Au dérèglement intellectuel ambiant, Le Figaro du 11 juin, l’un des journaux les plus sérieux de France, ajoute une touche nouvelle. Il écrit : « Les basses températures de l’est de l’océan Pacifique risquent d’aggraver la sécheresse en Afrique et les inondations en Asie », citant sans beaucoup de recul de soi-disant scientifiques.

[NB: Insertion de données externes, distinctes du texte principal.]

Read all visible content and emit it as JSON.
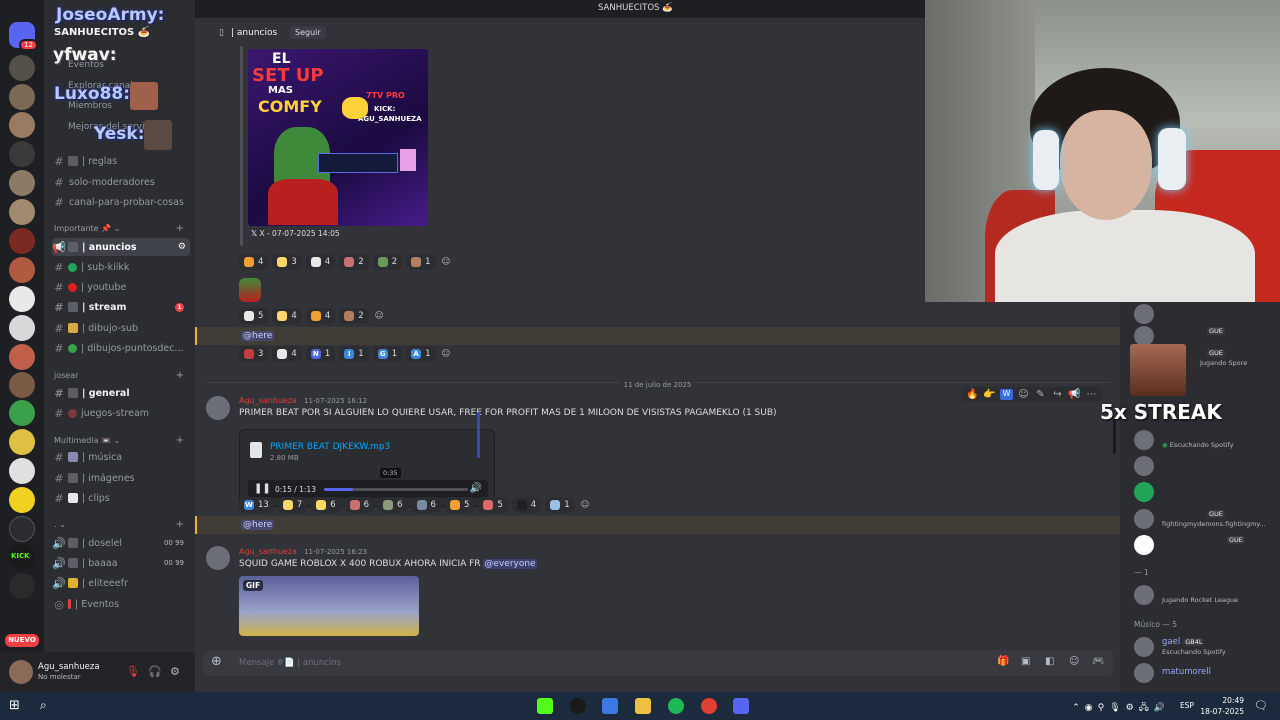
{
  "top": {
    "server_title": "SANHUECITOS 🍝"
  },
  "sidebar": {
    "guild_name": "SANHUECITOS 🍝",
    "links": [
      "Eventos",
      "Explorar canales",
      "Miembros",
      "Mejoras del servidor"
    ],
    "channels_top": [
      {
        "label": "| reglas",
        "icon": "book"
      },
      {
        "label": "solo-moderadores",
        "icon": "hash"
      },
      {
        "label": "canal-para-probar-cosas",
        "icon": "hash"
      }
    ],
    "cat_importante": "Importante 📌",
    "channels_importante": [
      {
        "label": "| anuncios",
        "active": true
      },
      {
        "label": "| sub-kiikk",
        "dot": "#23a559"
      },
      {
        "label": "| youtube",
        "dot": "#e01e1e"
      },
      {
        "label": "| stream",
        "badge": "1"
      },
      {
        "label": "| dibujo-sub"
      },
      {
        "label": "| dibujos-puntosdec..."
      }
    ],
    "cat_josear": "josear",
    "channels_josear": [
      {
        "label": "| general"
      },
      {
        "label": "juegos-stream"
      }
    ],
    "cat_multimedia": "Multimedia 📼",
    "channels_multimedia": [
      {
        "label": "| música"
      },
      {
        "label": "| imágenes"
      },
      {
        "label": "| clips"
      }
    ],
    "cat_voice": ". ",
    "channels_voice": [
      {
        "label": "| doselel",
        "count": "00 99"
      },
      {
        "label": "| baaaa",
        "count": "00 99"
      },
      {
        "label": "| eliteeefr"
      },
      {
        "label": "| Eventos"
      }
    ],
    "overlay_names": [
      "JoseoArmy:",
      "yfwav:",
      "Luxo88:",
      "Yesk:"
    ]
  },
  "rail": {
    "home_badge": "12",
    "new_label": "NUEVO"
  },
  "user": {
    "name": "Agu_sanhueza",
    "status": "No molestar"
  },
  "channel": {
    "name": "| anuncios",
    "follow_label": "Seguir"
  },
  "embed": {
    "art_title_1": "EL",
    "art_title_2": "SET UP",
    "art_title_3": "MAS",
    "art_title_4": "COMFY",
    "art_badge": "7TV PRO",
    "art_kick": "KICK:",
    "art_handle": "AGU_SANHUEZA",
    "footer": "X - 07-07-2025 14:05"
  },
  "reactions_1": [
    {
      "emoji_color": "#f0a030",
      "count": "4"
    },
    {
      "emoji_color": "#ffd86a",
      "count": "3"
    },
    {
      "emoji_color": "#e8e8e8",
      "count": "4"
    },
    {
      "emoji_color": "#c97070",
      "count": "2"
    },
    {
      "emoji_color": "#6a9a5a",
      "count": "2"
    },
    {
      "emoji_color": "#b08060",
      "count": "1"
    }
  ],
  "reactions_2": [
    {
      "emoji_color": "#e8e8e8",
      "count": "5"
    },
    {
      "emoji_color": "#ffd86a",
      "count": "4"
    },
    {
      "emoji_color": "#f0a030",
      "count": "4"
    },
    {
      "emoji_color": "#b08060",
      "count": "2"
    }
  ],
  "reactions_3": [
    {
      "emoji_color": "#c04040",
      "count": "3"
    },
    {
      "emoji_color": "#e8e8e8",
      "count": "4"
    },
    {
      "emoji_color": "#4a6adf",
      "count": "1",
      "letter": "N"
    },
    {
      "emoji_color": "#3a8adf",
      "count": "1",
      "letter": "I"
    },
    {
      "emoji_color": "#3a8adf",
      "count": "1",
      "letter": "G"
    },
    {
      "emoji_color": "#3a8adf",
      "count": "1",
      "letter": "A"
    }
  ],
  "mention_here": "@here",
  "date_divider": "11 de julio de 2025",
  "msg1": {
    "author": "Agu_sanhueza",
    "time": "11-07-2025 16:12",
    "text": "PRIMER BEAT POR SI ALGUIEN LO QUIERE USAR, FREE FOR PROFIT MAS DE 1 MILOON DE VISISTAS PAGAMEKLO (1 SUB)",
    "file_name": "PRIMER BEAT DJKEKW.mp3",
    "file_size": "2.80 MB",
    "audio_time": "0:15 / 1:13",
    "audio_progress": 0.2,
    "hover_time": "0:35"
  },
  "reactions_4": [
    {
      "emoji_color": "#3a8adf",
      "count": "13",
      "letter": "W"
    },
    {
      "emoji_color": "#ffd86a",
      "count": "7"
    },
    {
      "emoji_color": "#ffd86a",
      "count": "6"
    },
    {
      "emoji_color": "#c97070",
      "count": "6"
    },
    {
      "emoji_color": "#8a9a7a",
      "count": "6"
    },
    {
      "emoji_color": "#7a8aa0",
      "count": "6"
    },
    {
      "emoji_color": "#f0a030",
      "count": "5"
    },
    {
      "emoji_color": "#e06a6a",
      "count": "5"
    },
    {
      "emoji_color": "#202020",
      "count": "4"
    },
    {
      "emoji_color": "#9ac0e8",
      "count": "1"
    }
  ],
  "msg2": {
    "author": "Agu_sanhueza",
    "time": "11-07-2025 16:23",
    "text": "SQUID GAME ROBLOX X 400 ROBUX AHORA INICIA FR",
    "mention": "@everyone",
    "gif_label": "GIF"
  },
  "composer": {
    "placeholder": "Mensaje #📄 | anuncios"
  },
  "members": {
    "items": [
      {
        "name": "",
        "tag": "",
        "status": ""
      },
      {
        "name": "",
        "tag": "GUE",
        "status": ""
      },
      {
        "name": "",
        "tag": "GUE",
        "status": "Jugando Spore"
      },
      {
        "name": "",
        "tag": "",
        "status": ""
      },
      {
        "name": "",
        "tag": "",
        "status": "Escuchando Spotify"
      },
      {
        "name": "",
        "tag": "",
        "status": ""
      },
      {
        "name": "",
        "tag": "",
        "status": ""
      },
      {
        "name": "",
        "tag": "GUE",
        "status": "fightingmydemons.fightingmy..."
      },
      {
        "name": "",
        "tag": "GUE",
        "status": ""
      }
    ],
    "cat_1": "— 1",
    "member_rl": {
      "name": "",
      "status": "Jugando Rocket League"
    },
    "cat_musico": "Músico — 5",
    "member_gael": {
      "name": "gael",
      "tag": "GB4L",
      "status": "Escuchando Spotify"
    },
    "member_mat": {
      "name": "matumorell",
      "status": ""
    }
  },
  "overlay": {
    "streak": "5x STREAK"
  },
  "taskbar": {
    "lang": "ESP",
    "time": "20:49",
    "date": "18-07-2025"
  }
}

Le hasard fait en effet que depuis un an ou deux, un phénomène météorologique bien connu, la Nina, refroidit une partie de l’océan Pacifique. Ce phénomène ne dit bien entendu rien du tout sur l’évolution à moyen terme du climat de la planète. Mais on pourrait imaginer qu’il incite les catastrophistes à un peu de prudence et de modération. Si le réchauffement engendre la fin du monde, le refroidissement devrait avoir l’effet inverse, et freiner notre glissade vers l’apocalypse. On pourrait s’en féliciter. Et bien pas du tout. Pour les collapsologues qui nous éclairent et pour ceux qui nous gouvernement, ce refroidissement est primo causé par le réchauffement, et secondo va accélérer la chute finale. On doit s’en désoler. Aristote et Descartes, s’ils lisent le Figaro, doivent bien rigoler.